Among other facts, the court finds that this reserved way “had been opened by Butler, and used by himself and all the public, who had occasion to use it, for more than one year before the giving of said deed; ” and that “ the way described in said deed has been used by the public as a public way, with the knowledge of the plaintiff, ever since the said land was conveyed to her in 1865; ” and from these and many other facts detailed in the finding, the court finds that the plaintiff “intended to, and did dedicate this land to public use for a highway.” The court also finds that the way is of common convenience and necessity, and that during all the time ,(over seventeen years) it has been “ a well-defined, well-known, and well-traveled highway,” and that private rights had been acquired in the vicinity in reference to it. So far, then, as *445the nature and character of the way, and its exclusive use and acceptance by the public, and the conduct and perfect acquiescence of land-owners are concerned, a stronger case for implying a complete dedication could not well be found. Against this strong array of facts the plaintiffs reliance is almost entirely upon the state of her title. The argument in the plaintiff’s behalf is that a dedication was legally impossible, for two reasons: first, that Butler, her grantor, after giving the deed to the plaintiff had no power to dedicate, because he was not the owner in fee; and second, that the plaintiff, owing to the reservation in the deed, had no power to dedicate, because she had not entire control over the way until after the laying out of Cutler Avenue through to North Hanover street, and that this contemplated a laying out according to the statute.” That is to say, Butler’s deed to the plaintiff was effectual to pass from him the power to dedicate, but at the same time it was ineffectual to vest it in his grantee, the plaintiff.

It being conceded that there were no limitations affecting Butler’s title prior to the deed, the power to dedicate must still have been either in him or his grantee, or in both together, and the case discloses sufficient knowledge, acts, and acquiescence on the part of either, or of both, to justify the finding of a highway by dedication.

In strictness, however, we think the effect of the reservation in Butler’s deed-to the plaintiff was to retain, within his own control, the power of dedication. He had the full right, in any way he chose, to open a highway two rods wide, to run the whole length of the east line. He could open the way by his own direct act, or by acquiescing in the act of the town and of the public. The case shows a complete dedication by his own direct act, and that followed by complete acquiescence in the appropriation of it by the public.

But here it may very naturally be suggested that the court found a dedication by the plaintiff, and omitted to find one by the act of Butler. If, however, there' are facts made a part of the record which would have justified the *446legal' conclusion (and we think there were such facts), that a highway existed by virtue of Butler’s dedication and the public acceptance of it, the plaintiff has no standing in this court to call our attention to an error, if one there was, on the part of the court below, in predicating the existence of the highway on her own dedication instead of Butler’s.
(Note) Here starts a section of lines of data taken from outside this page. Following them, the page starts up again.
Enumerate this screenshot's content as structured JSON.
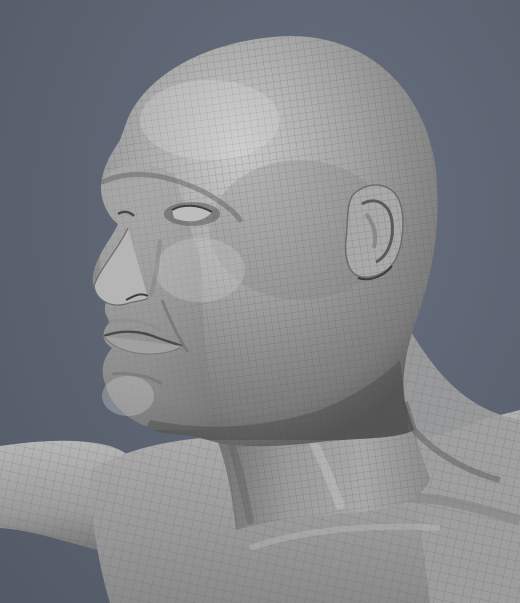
{
  "viewport": {
    "background_color": "#5b6270",
    "subject": "sculpted-head-wireframe-mesh",
    "mesh_color": "#9c9c9c",
    "wire_color": "#5e5e5e",
    "highlight_color": "#d0d0d0",
    "shadow_color": "#3a3a3a"
  }
}
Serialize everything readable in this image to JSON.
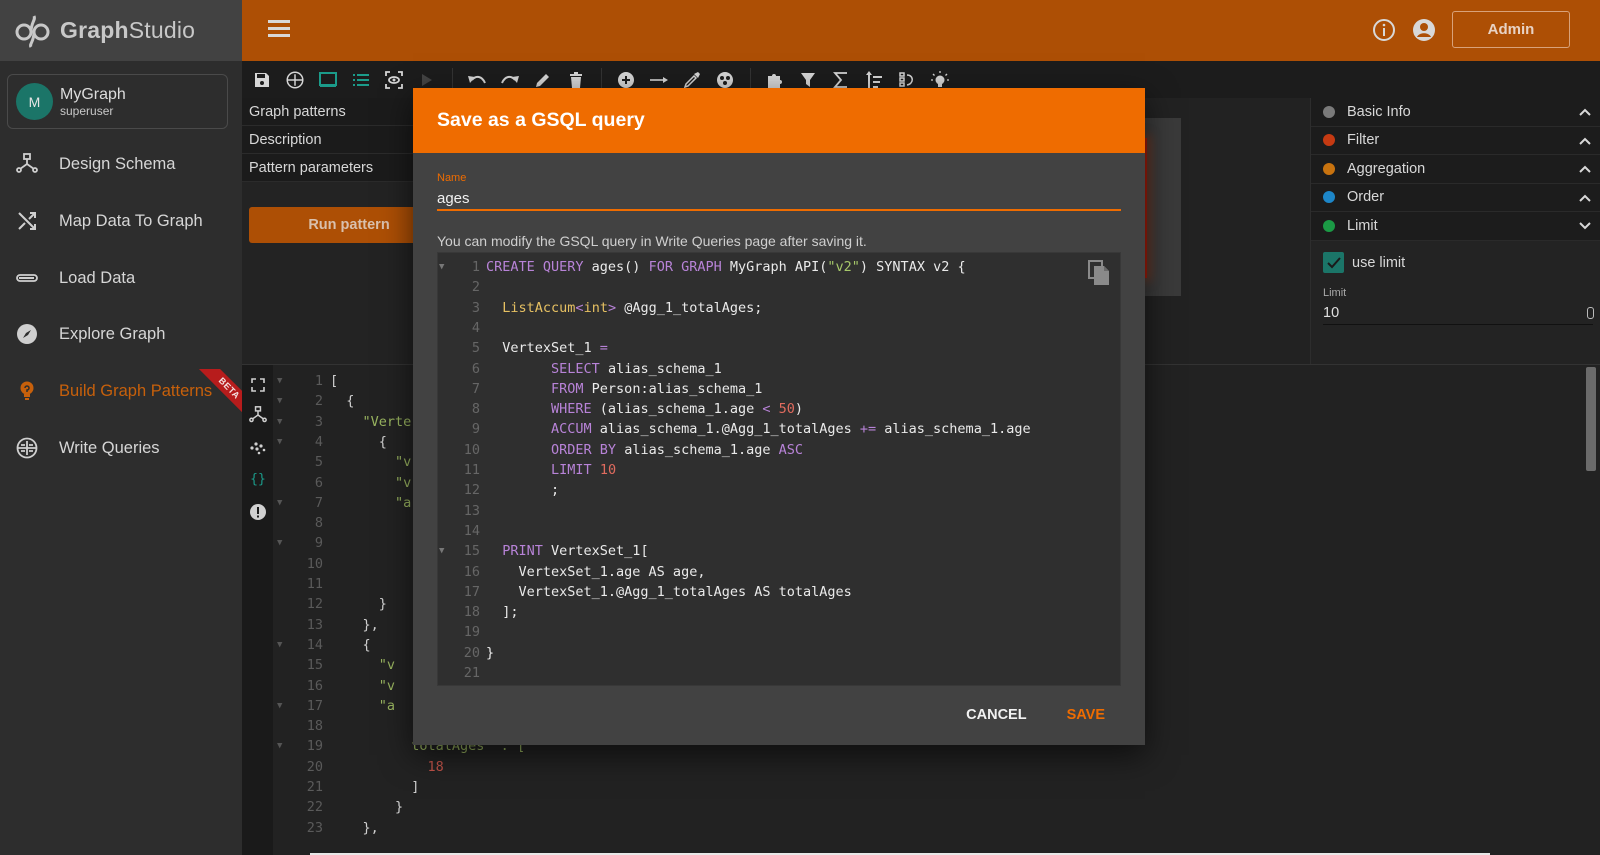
{
  "app": {
    "logo_bold": "Graph",
    "logo_light": "Studio",
    "admin_label": "Admin"
  },
  "graph": {
    "avatar_letter": "M",
    "name": "MyGraph",
    "role": "superuser"
  },
  "sidebar": {
    "items": [
      {
        "label": "Design Schema",
        "icon": "design-schema-icon"
      },
      {
        "label": "Map Data To Graph",
        "icon": "shuffle-icon"
      },
      {
        "label": "Load Data",
        "icon": "load-data-icon"
      },
      {
        "label": "Explore Graph",
        "icon": "compass-icon"
      },
      {
        "label": "Build Graph Patterns",
        "icon": "lightbulb-icon",
        "active": true,
        "badge": "BETA"
      },
      {
        "label": "Write Queries",
        "icon": "gsql-icon"
      }
    ]
  },
  "toolbar": {
    "groups": [
      [
        "save-icon",
        "gsql-icon",
        "monitor-icon",
        "list-icon",
        "eye-scan-icon",
        "play-icon"
      ],
      [
        "undo-icon",
        "redo-icon",
        "pencil-icon",
        "trash-icon"
      ],
      [
        "add-vertex-icon",
        "add-edge-icon",
        "eyedropper-icon",
        "palette-icon"
      ],
      [
        "puzzle-icon",
        "filter-icon",
        "sigma-icon",
        "sort-icon",
        "order-icon",
        "lightbulb-icon"
      ]
    ]
  },
  "pattern_panel": {
    "rows": [
      "Graph patterns",
      "Description",
      "Pattern parameters"
    ],
    "run_label": "Run pattern"
  },
  "right_panel": {
    "sections": [
      {
        "label": "Basic Info",
        "color": "#7a7a7a",
        "expanded": false
      },
      {
        "label": "Filter",
        "color": "#c53a12",
        "expanded": false
      },
      {
        "label": "Aggregation",
        "color": "#c8730f",
        "expanded": false
      },
      {
        "label": "Order",
        "color": "#1d86c8",
        "expanded": false
      },
      {
        "label": "Limit",
        "color": "#1b9a45",
        "expanded": true
      }
    ],
    "use_limit_label": "use limit",
    "use_limit_checked": true,
    "limit_label": "Limit",
    "limit_value": "10"
  },
  "json_result": {
    "lines": [
      {
        "n": "1",
        "fold": true,
        "text": "["
      },
      {
        "n": "2",
        "fold": true,
        "text": "  {"
      },
      {
        "n": "3",
        "fold": true,
        "text": "    ",
        "str": "\"Verte"
      },
      {
        "n": "4",
        "fold": true,
        "text": "      {"
      },
      {
        "n": "5",
        "fold": false,
        "text": "        ",
        "str": "\"v"
      },
      {
        "n": "6",
        "fold": false,
        "text": "        ",
        "str": "\"v"
      },
      {
        "n": "7",
        "fold": true,
        "text": "        ",
        "str": "\"a"
      },
      {
        "n": "8",
        "fold": false,
        "text": ""
      },
      {
        "n": "9",
        "fold": true,
        "text": ""
      },
      {
        "n": "10",
        "fold": false,
        "text": ""
      },
      {
        "n": "11",
        "fold": false,
        "text": ""
      },
      {
        "n": "12",
        "fold": false,
        "text": "      }"
      },
      {
        "n": "13",
        "fold": false,
        "text": "    },"
      },
      {
        "n": "14",
        "fold": true,
        "text": "    {"
      },
      {
        "n": "15",
        "fold": false,
        "text": "      ",
        "str": "\"v"
      },
      {
        "n": "16",
        "fold": false,
        "text": "      ",
        "str": "\"v"
      },
      {
        "n": "17",
        "fold": true,
        "text": "      ",
        "str": "\"a"
      },
      {
        "n": "18",
        "fold": false,
        "text": ""
      },
      {
        "n": "19",
        "fold": true,
        "text": "          ",
        "str": "totalAges\" : ["
      },
      {
        "n": "20",
        "fold": false,
        "text": "            ",
        "num": "18"
      },
      {
        "n": "21",
        "fold": false,
        "text": "          ]"
      },
      {
        "n": "22",
        "fold": false,
        "text": "        }"
      },
      {
        "n": "23",
        "fold": false,
        "text": "    },"
      }
    ]
  },
  "modal": {
    "title": "Save as a GSQL query",
    "name_label": "Name",
    "name_value": "ages",
    "hint": "You can modify the GSQL query in Write Queries page after saving it.",
    "cancel_label": "CANCEL",
    "save_label": "SAVE",
    "code_lines": [
      {
        "n": "1",
        "fold": true,
        "tokens": [
          [
            "kw",
            "CREATE QUERY"
          ],
          [
            "",
            "ages() "
          ],
          [
            "kw",
            "FOR GRAPH"
          ],
          [
            "",
            "MyGraph API("
          ],
          [
            "st",
            "\"v2\""
          ],
          [
            "",
            ") SYNTAX v2 {"
          ]
        ]
      },
      {
        "n": "2",
        "fold": false,
        "tokens": []
      },
      {
        "n": "3",
        "fold": false,
        "tokens": [
          [
            "",
            "  "
          ],
          [
            "ty",
            "ListAccum"
          ],
          [
            "op",
            "<"
          ],
          [
            "ty",
            "int"
          ],
          [
            "op",
            ">"
          ],
          [
            "",
            " @Agg_1_totalAges;"
          ]
        ]
      },
      {
        "n": "4",
        "fold": false,
        "tokens": []
      },
      {
        "n": "5",
        "fold": false,
        "tokens": [
          [
            "",
            "  VertexSet_1 "
          ],
          [
            "op",
            "="
          ]
        ]
      },
      {
        "n": "6",
        "fold": false,
        "tokens": [
          [
            "",
            "        "
          ],
          [
            "kw",
            "SELECT"
          ],
          [
            "",
            " alias_schema_1"
          ]
        ]
      },
      {
        "n": "7",
        "fold": false,
        "tokens": [
          [
            "",
            "        "
          ],
          [
            "kw",
            "FROM"
          ],
          [
            "",
            " Person:alias_schema_1"
          ]
        ]
      },
      {
        "n": "8",
        "fold": false,
        "tokens": [
          [
            "",
            "        "
          ],
          [
            "kw",
            "WHERE"
          ],
          [
            "",
            " (alias_schema_1.age "
          ],
          [
            "op",
            "<"
          ],
          [
            "",
            " "
          ],
          [
            "nm",
            "50"
          ],
          [
            "",
            ")"
          ]
        ]
      },
      {
        "n": "9",
        "fold": false,
        "tokens": [
          [
            "",
            "        "
          ],
          [
            "kw",
            "ACCUM"
          ],
          [
            "",
            " alias_schema_1.@Agg_1_totalAges "
          ],
          [
            "op",
            "+="
          ],
          [
            "",
            " alias_schema_1.age"
          ]
        ]
      },
      {
        "n": "10",
        "fold": false,
        "tokens": [
          [
            "",
            "        "
          ],
          [
            "kw",
            "ORDER BY"
          ],
          [
            "",
            " alias_schema_1.age "
          ],
          [
            "kw",
            "ASC"
          ]
        ]
      },
      {
        "n": "11",
        "fold": false,
        "tokens": [
          [
            "",
            "        "
          ],
          [
            "kw",
            "LIMIT"
          ],
          [
            "",
            " "
          ],
          [
            "nm",
            "10"
          ]
        ]
      },
      {
        "n": "12",
        "fold": false,
        "tokens": [
          [
            "",
            "        ;"
          ]
        ]
      },
      {
        "n": "13",
        "fold": false,
        "tokens": []
      },
      {
        "n": "14",
        "fold": false,
        "tokens": []
      },
      {
        "n": "15",
        "fold": true,
        "tokens": [
          [
            "",
            "  "
          ],
          [
            "kw",
            "PRINT"
          ],
          [
            "",
            " VertexSet_1["
          ]
        ]
      },
      {
        "n": "16",
        "fold": false,
        "tokens": [
          [
            "",
            "    VertexSet_1.age AS age,"
          ]
        ]
      },
      {
        "n": "17",
        "fold": false,
        "tokens": [
          [
            "",
            "    VertexSet_1.@Agg_1_totalAges AS totalAges"
          ]
        ]
      },
      {
        "n": "18",
        "fold": false,
        "tokens": [
          [
            "",
            "  ];"
          ]
        ]
      },
      {
        "n": "19",
        "fold": false,
        "tokens": []
      },
      {
        "n": "20",
        "fold": false,
        "tokens": [
          [
            "",
            "}"
          ]
        ]
      },
      {
        "n": "21",
        "fold": false,
        "tokens": []
      }
    ]
  }
}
In either event the plaintiff was the wrong-doer in putting up the fence, not the defendant in pulling it down.

Our view of the case, renders unnecessary any further construction of the deed to the plaintiff. We will, however, add that we think the plaintiff does injustice to herself when she insists that Butler’s interest in the fee of the highway could pass to her only upon a formal statutory laying out of the way, and not if the same thing should be accomplished by his own act. On the contrary, we think that the language, construed with reference to the context and the circumstances, may fairly import a laying out in fact in any way whereby a highway at the place specified might become legally established.

There was no error in the judgment complained of.

In this opinion the other judges concurred.